Having slipped up badly in Greece, Ireland need a win in Tallaght on Thursday if they are stay securely on course for second spot in their European Championship qualifying group.
Coaxed back out of retirement for this game and the one in Montenegro next week, Áine O’Gorman observed the other day that it has tended to be in the key games just like this one, against their most obvious rivals, that Ireland have let themselves down in previous qualification campaigns.
Their last qualification bid was killed off just about this far in by back to back defeats by Norway who, to be fair, actually went on to win the group. But the one before that was fatally undermined by two losses at the hands of a far more ordinary-looking Finland side.
Obviously, Vara Pauw’s side has already done a bit better than that but the injury-time equaliser by Anastasia Spyridonidou and, in particular, the way it was conceded, made the draw out there feel more like a defeat on the day.
Now, it just seems like it has removed the team’s room for manoeuvre with Pauw acknowledging that anything less than three points will make securing a play-off spot “more complicated”.
Germany, of course, who Ireland face for the first time next month, are powering their way towards top spot but Greece, as it happens, are not the group’s second seeds. Ukraine, who are, have no points at all from three games but two of those were drubbings at the hands of Martina Voss-Tecklenburg’s side and the narrowness of their defeat in Dublin suggested that they might yet pose a threat in the race for second place if they can now win their more winnable games and Ireland do not.
The Greeks showed character to come from behind in November although there was some irritation within the Irish camp at what was regarded as unexpected levels of gamesmanship. A certain amount of relish has been evident this week at the prospect of getting another crack at the visitors.
The loss of Megan Connolly, who Pauw says would have been absolutely central to her selection, comes as another significant blow after the earlier injury to Megan Campbell (whose Manchester City team-mate Tyler Toland seems to be out of favour) and leaves Pauw without important players in key areas of the pitch.
Ireland are still in better shape than they were four months ago, however, and the coach sounds optimistic about the outcome of a game in which Ireland will aim to play on the front foot as they pursue a crucial victory.
“We consider this a must-win game if we are to secure second place in the group,” says Pauw. “We know a lot about them and we are ready for this test, which will be different as we have more of our players available to us this time.”
There is some talk of a surprise in terms of her team selection or tactics but Pauw declines to elaborate and it seems hard to imagine that there will be any hugely radical change of approach from the Ukraine game in which the home side played very well for stretches.
All three of the main players involved in that night’s best goal – Denise O’Sullivan, Katie McCabe and Rianna Jarrett – are available here and so the attacking side of things certainly has potential.
Ireland, though, need to resist their tendency towards disastrous slip-ups on the defensive side with two that night giving their visitors the distinct impression that there was another goal there to be had if only they maintained their pursuit of it.

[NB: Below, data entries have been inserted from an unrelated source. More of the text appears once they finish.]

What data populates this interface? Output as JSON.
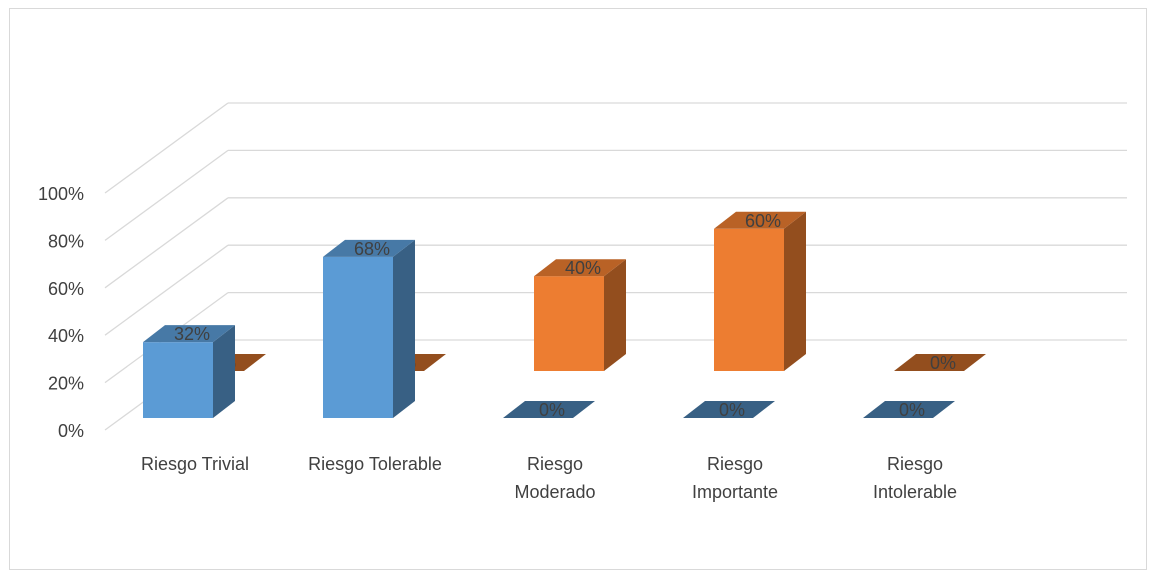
{
  "chart_data": {
    "type": "bar",
    "title": "",
    "xlabel": "",
    "ylabel": "",
    "ylim": [
      0,
      100
    ],
    "yticks": [
      "0%",
      "20%",
      "40%",
      "60%",
      "80%",
      "100%"
    ],
    "categories": [
      "Riesgo  Trivial",
      "Riesgo Tolerable",
      "Riesgo Moderado",
      "Riesgo Importante",
      "Riesgo Intolerable"
    ],
    "category_lines": [
      [
        "Riesgo  Trivial"
      ],
      [
        "Riesgo Tolerable"
      ],
      [
        "Riesgo",
        "Moderado"
      ],
      [
        "Riesgo",
        "Importante"
      ],
      [
        "Riesgo",
        "Intolerable"
      ]
    ],
    "series": [
      {
        "values": [
          32,
          68,
          0,
          0,
          0
        ],
        "labels": [
          "32%",
          "68%",
          "0%",
          "0%",
          "0%"
        ],
        "color": "#5b9bd5"
      },
      {
        "values": [
          0,
          0,
          40,
          60,
          0
        ],
        "labels": [
          "0%",
          "0%",
          "40%",
          "60%",
          "0%"
        ],
        "color": "#ed7d31"
      }
    ],
    "grid": true,
    "legend": "none",
    "three_d": true
  }
}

It is, as they always say, the hope that kills you. That may not, of course, be quite the way ‘they’ meant it.
As ever, meanwhile, the FAI has been battling to put bums on seats for the game and after their attempt to paper the town with free tickets backfired on them for the Ukraine game when bad weather played a part in many of the recipients opting to tune in on television instead, they have looked to sell more in the hope that the higher level of up front commitment will translate into bigger numbers on the night. As of yesterday there were upwards of 5,500 gone, although a portion of those are still ‘comps’, and Pauw issued a last minute plea for people to come out and fill the remaining 2,000 or so seats.
“We need the support of the fans,” she says, “and we want them to be loud, because that gives the players a real boost during difficult moments in the game. It is crucial that we get the three points on Thursday against Greece.”